L’inquinamento da microplastiche conosce
pochi confini. Queste minuscole particelle polimeriche sono presenti in
quasi tutti i corpi idrici del pianeta, al punto da essere state
individuate persino in sperduti laghi della Mongolia o in sedimentati
sottomarini. L’ONU stima che ogni chilometro quadrato di oceano contenga
circa 63 mila frammenti plastici che, non solo contaminano l’ambiente,
ma entrano anche a far parte della dieta quotidiana degli animali.
“Queste materie plastiche iniziano così ad accumularsi nella catena
alimentare, passando da specie a specie, con conseguenze negative
dirette anche per la popolazione umana”, spiega Joydeep Dutta, ricercatore del KTH Royal Institute of Technology.

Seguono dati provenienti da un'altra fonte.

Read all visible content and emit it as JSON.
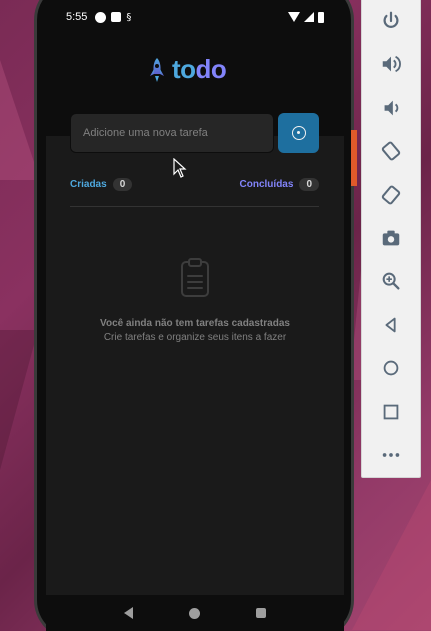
{
  "status_bar": {
    "time": "5:55"
  },
  "app": {
    "logo": {
      "part1": "to",
      "part2": "do"
    },
    "new_task": {
      "placeholder": "Adicione uma nova tarefa",
      "value": ""
    },
    "counters": {
      "created": {
        "label": "Criadas",
        "count": "0"
      },
      "done": {
        "label": "Concluídas",
        "count": "0"
      }
    },
    "empty_state": {
      "title": "Você ainda não tem tarefas cadastradas",
      "subtitle": "Crie tarefas e organize seus itens a fazer"
    }
  },
  "emulator_controls": [
    {
      "icon": "power-icon"
    },
    {
      "icon": "volume-up-icon"
    },
    {
      "icon": "volume-down-icon"
    },
    {
      "icon": "rotate-left-icon"
    },
    {
      "icon": "rotate-right-icon"
    },
    {
      "icon": "camera-icon"
    },
    {
      "icon": "zoom-icon"
    },
    {
      "icon": "back-icon"
    },
    {
      "icon": "home-icon"
    },
    {
      "icon": "overview-icon"
    },
    {
      "icon": "more-icon"
    }
  ],
  "colors": {
    "blue": "#4ea8de",
    "purple": "#8284fa",
    "button_blue": "#1e6f9f",
    "background": "#1a1a1a",
    "header": "#0d0d0d"
  }
}
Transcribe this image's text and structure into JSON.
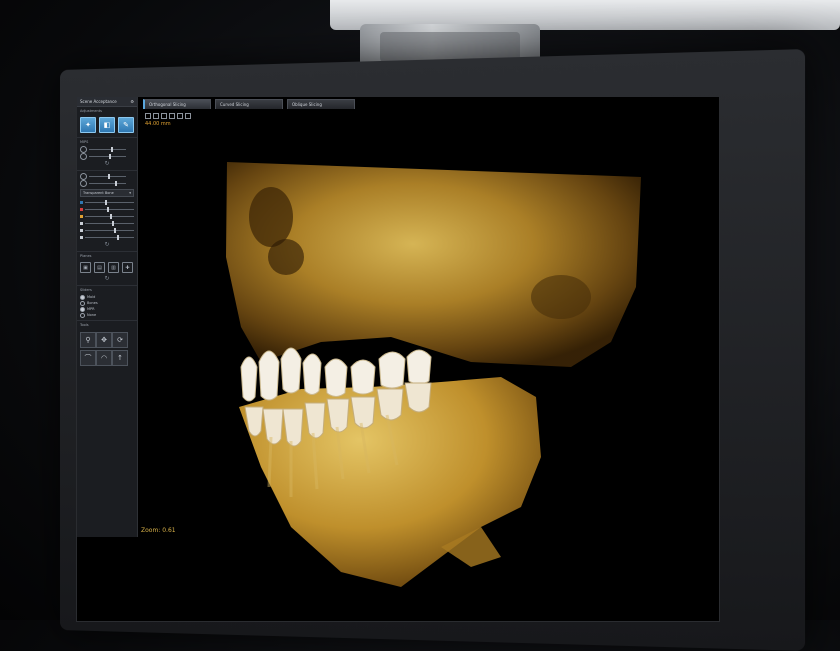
{
  "panel": {
    "header_title": "Scene Acceptance",
    "adjustments_title": "Adjustments",
    "mips_title": "MIPS",
    "planes_title": "Planes",
    "sliders_title": "Sliders",
    "tools_title": "Tools",
    "dropdown_value": "Transparent Bone",
    "colors": [
      "#2f78b2",
      "#d93f3f",
      "#e0a233",
      "#c9ced6",
      "#c9ced6",
      "#c9ced6"
    ],
    "radio_1": "Mold",
    "radio_2": "Bones",
    "radio_3": "MPR",
    "radio_4": "None"
  },
  "tabs": [
    {
      "label": "Orthogonal Slicing"
    },
    {
      "label": "Curved Slicing"
    },
    {
      "label": "Oblique Slicing"
    }
  ],
  "viewer": {
    "measurement": "44.00 mm",
    "zoom": "Zoom: 0.61"
  }
}
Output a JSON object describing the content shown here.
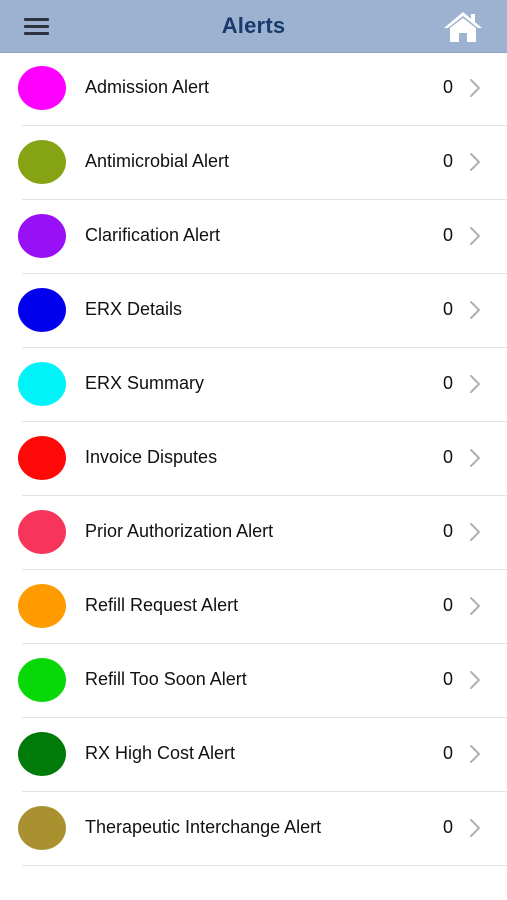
{
  "header": {
    "title": "Alerts"
  },
  "alerts": [
    {
      "label": "Admission Alert",
      "count": "0",
      "color": "#ff00ff"
    },
    {
      "label": "Antimicrobial Alert",
      "count": "0",
      "color": "#86a314"
    },
    {
      "label": "Clarification Alert",
      "count": "0",
      "color": "#9810f5"
    },
    {
      "label": "ERX Details",
      "count": "0",
      "color": "#0000ee"
    },
    {
      "label": "ERX Summary",
      "count": "0",
      "color": "#00f3f7"
    },
    {
      "label": "Invoice Disputes",
      "count": "0",
      "color": "#ff0808"
    },
    {
      "label": "Prior Authorization Alert",
      "count": "0",
      "color": "#f7355b"
    },
    {
      "label": "Refill Request Alert",
      "count": "0",
      "color": "#ff9b00"
    },
    {
      "label": "Refill Too Soon Alert",
      "count": "0",
      "color": "#07d807"
    },
    {
      "label": "RX High Cost Alert",
      "count": "0",
      "color": "#007a08"
    },
    {
      "label": "Therapeutic Interchange Alert",
      "count": "0",
      "color": "#a99130"
    }
  ],
  "icons": {
    "menu": "hamburger-menu-icon",
    "home": "home-icon",
    "row_indicator": "chevron-right-icon"
  }
}
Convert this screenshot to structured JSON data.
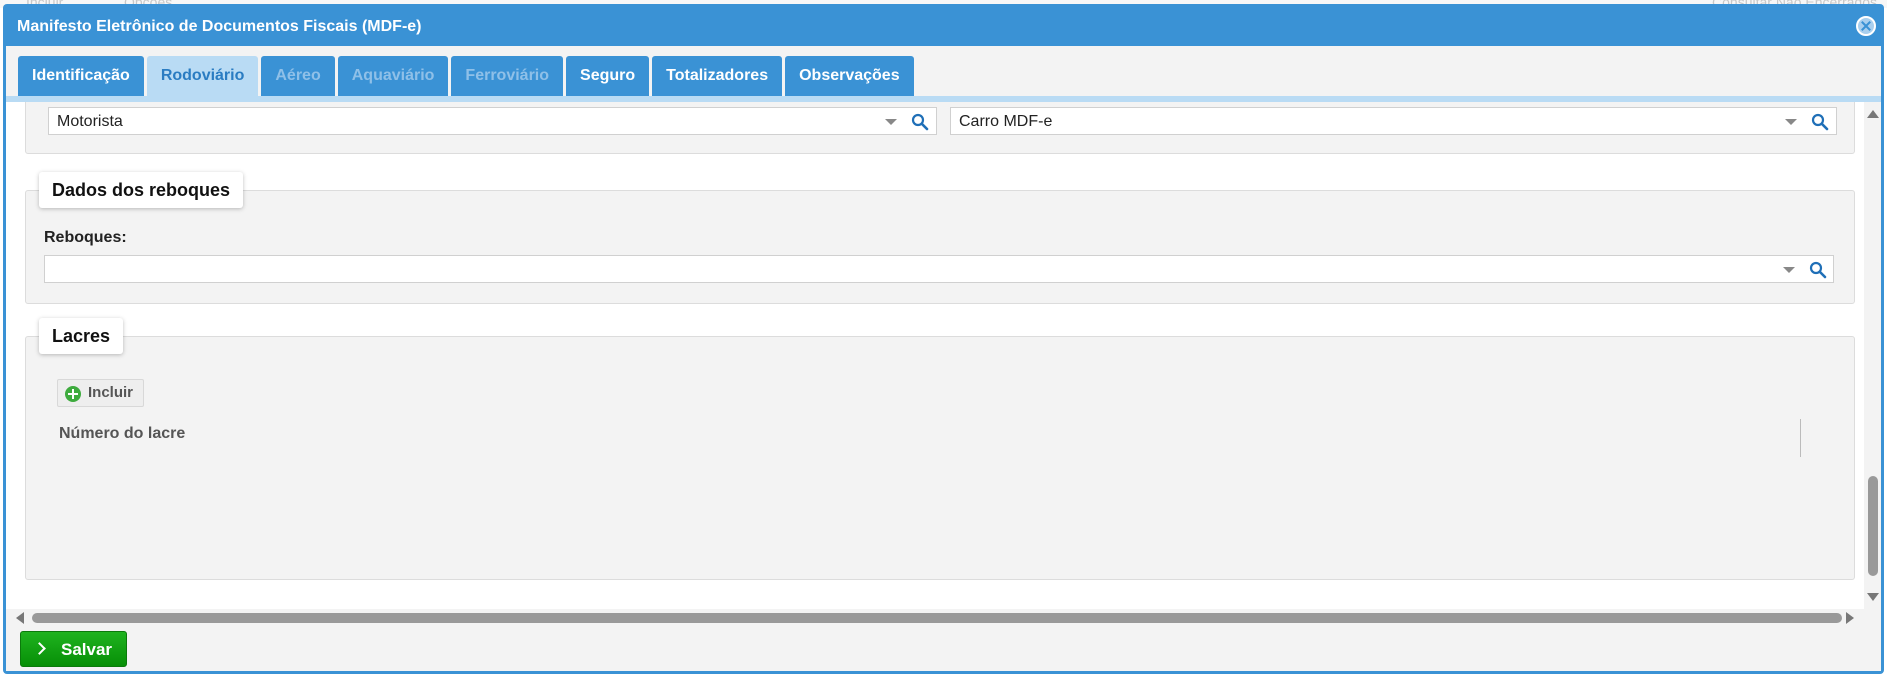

L’esposizione alla luce solare può degradare la plastica in elementi innocui ma questo processo, chiamato ossidazione fotocatalitica,
estremamente lento, e anche in caso di particelle piccolissime può
richiedere anni. Gli scienziati dell’ateneo svedese hanno cercato un
modo per accelerare il tutto. Come? Creando una nuova membrana
fotocatalitica da aggiungere ai sistemi filtranti delle acque reflue. Il
sistema è costituito da nanofili rivestiti in un materiale
semiconduttore che può assorbire la luce visibile e utilizzarla per
“abbattere” le particelle di plastica.
L’ossidazione fotocatalitica attraverso
semiconduttori come ossido di zinco o l’ossido di titanio è già da tempo
impiegata per convertire inquinanti volatili o oli in elementi innocui
come l’acqua e anidride carbonica. Il passaggio alle microplastiche
sembra essere, dunque, il logico step successivo.
Le membrane trattengono questi minuscoli
inquinanti mentre la luce del sole attiva il focatalizzatore. “Il
semiconduttore è in grado di eccitare le molecole del materiale e
avviare questo processo di degradazione utilizzando il 40% della
radiazione solare”, spiega Dutta. E come risultato, anche in questo caso
si ottiene solo acqua e anidride carbonica. L’idea è di istallare
questi speciali filtri solari – i test reali inizieranno a breve – sia a
livello domestico che negli impianti di trattamento industriale dei
reflui. In aggiunta il progetto CLAIM (Cleaning Litter by Developing
and Applying Innovative Methods in European Sea) sta sviluppando anche
barriere flottanti da collocare alle bocche dei fiumi per catturare i
rifiuti di plastica più grandi e un sistema di controllo navale per
misurare gli inquinanti polimerici presenti nell’Oceano.